Elle a listé les risques les plus probables auxquels elle est sera soumise lors de la mobilisation du secteur privé :

  • Les conflits d’intérêts pour les acteurs des deux parties, voire pour un tiers ;
  • L’influence indue ou abusive exercée sur les travaux par la pression financière ;
  • Un retentissement négatif sur le mandat ou l’image de la FAO ;
  • Un bénéfice unilatéral en faveur du secteur privé ;
  • Une forme d’agrément de la marque partenaire, tel un logos « bio » ou « équitable » ;
  • Une exploitation de la FAO sous forme d’un blue washing, une nouvelle pratique qui consiste à « habiller » ses activités de la bannière bleue des Nations Unies afin d’améliorer son image sociale ;
  • L’inexistence des capacités ou compétences avancées par l’acteur privé lors de la signature du partenariat.
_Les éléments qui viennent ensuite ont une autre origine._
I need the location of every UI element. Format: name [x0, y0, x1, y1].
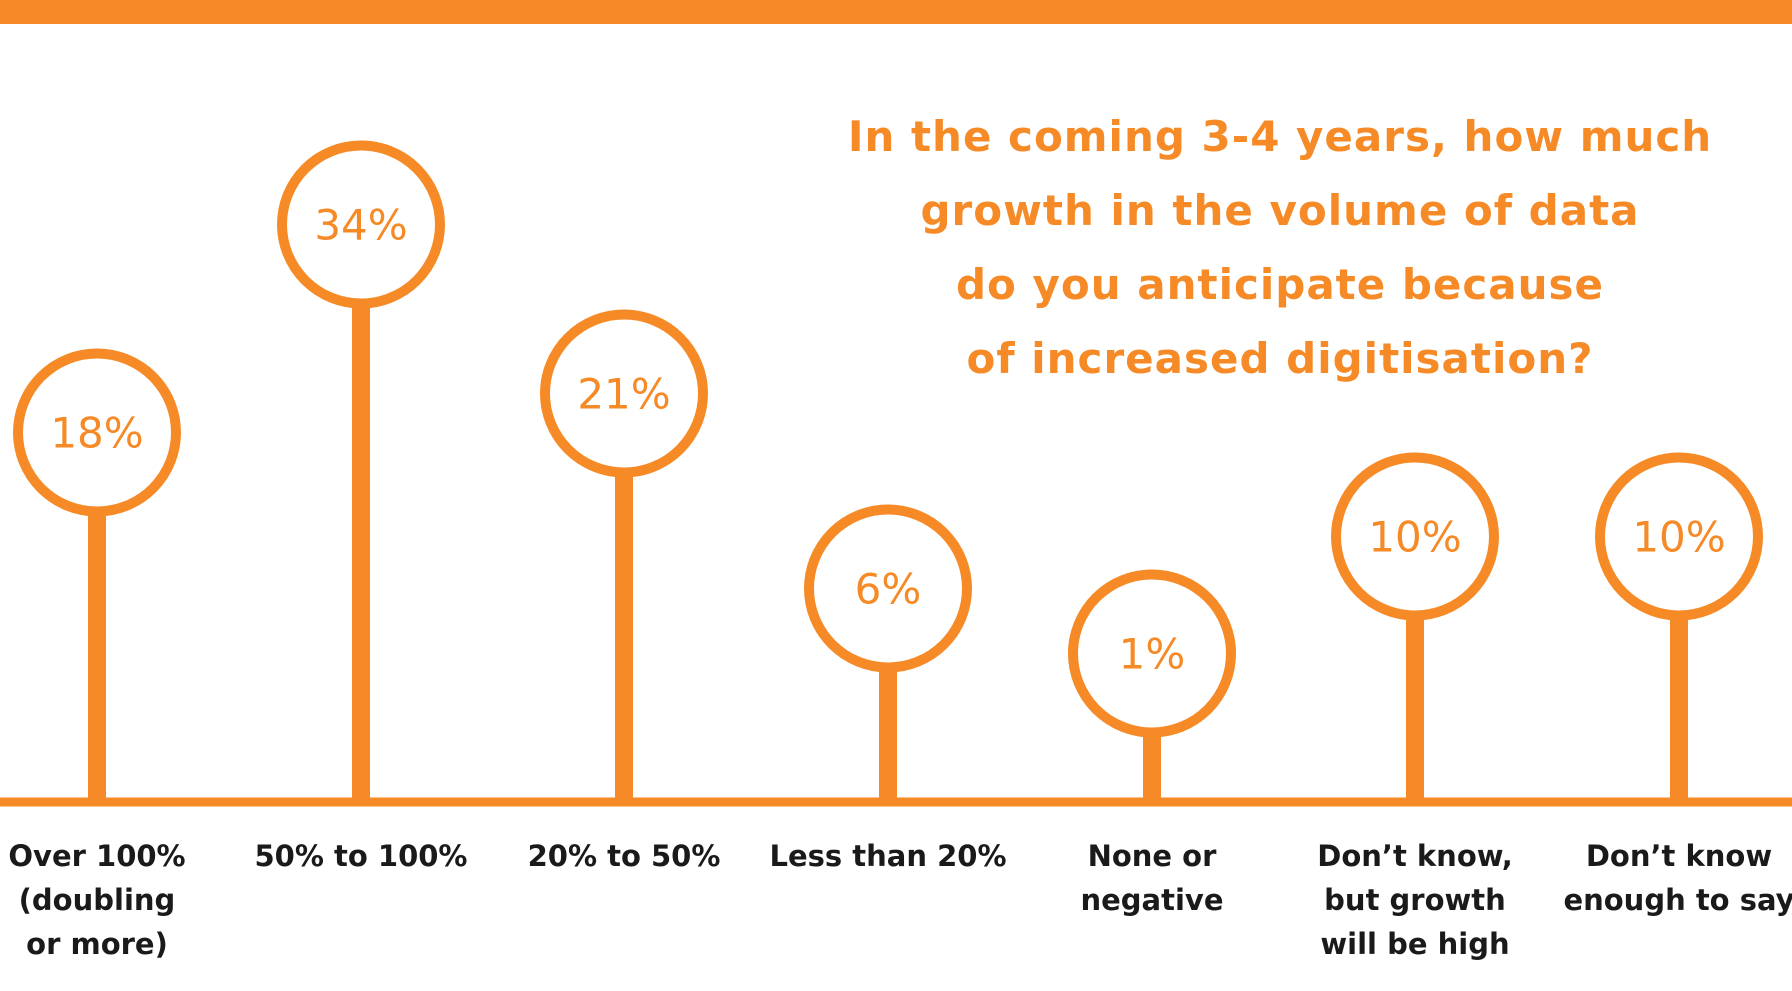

Outre les mesures de réduction des risques par référence aux différents cadres et chartes de l’organisation, des critères d’exclusion sont définis, notamment en rapport avec des pratiques commerciales incompatibles avec les valeurs de l’ONU. Citons notamment les filières suspectées de favoriser la criminalité, le financement terroriste, le blanchiment, le commerce d’armes, le tabac et plus généralement d’infraction aux droits humains.

D’une manière générale, sont aussi exclues les entités qui ne démontrent pas leur adhésion aux différents accords : Déclaration universelle des droits de l’homme, Déclaration de Rio, Déclaration de l’Organisation internationale du travail relative aux principes et droits fondamentaux au travail, Pacte mondial des Nations unies, Principes directeurs des Nations unies sur les entreprises et les droits de l’homme.

Un travail d’évaluation des risques évoqués ici précédera toute signature de partenariat.

Gouvernance de la stratégie

L’équipe de Direction centrale de la FAO assure la supervision générale de la stratégie. La fonction opérationnelle est assurée par la Division de la mobilisation des ressources et partenariats avec le secteur privé (PSR), y compris dans le déploiement auprès des bureaux décentralisés.

La gouvernance a défini son plan d’actions pour permettre la mise en œuvre du projet :

  1. Mise en place institutionnelle ;
  2. Développement des capacités et formations ;
  3. Politiques et directives opérationnelles ;
  4. Systèmes et processus ;
  5. Coopération et sensibilisation

En tant que représentation intergouvernementale, la FAO rapportera à ses membres ses réalisations par le biais d’un Rapport annuel (en plus de ses observations déposées sur le portail Connect) et par le biais du Comité du Programme concerné.

Le monde des affaires dispose de compétences et de ressources financières, ce qui fait de lui un acteur séduisant avec beaucoup de potentiel. La FAO espère en bénéficier tout en gardant la main sur sa mission et sa crédibilité, s’associer sans perdre son âme en quelque sorte.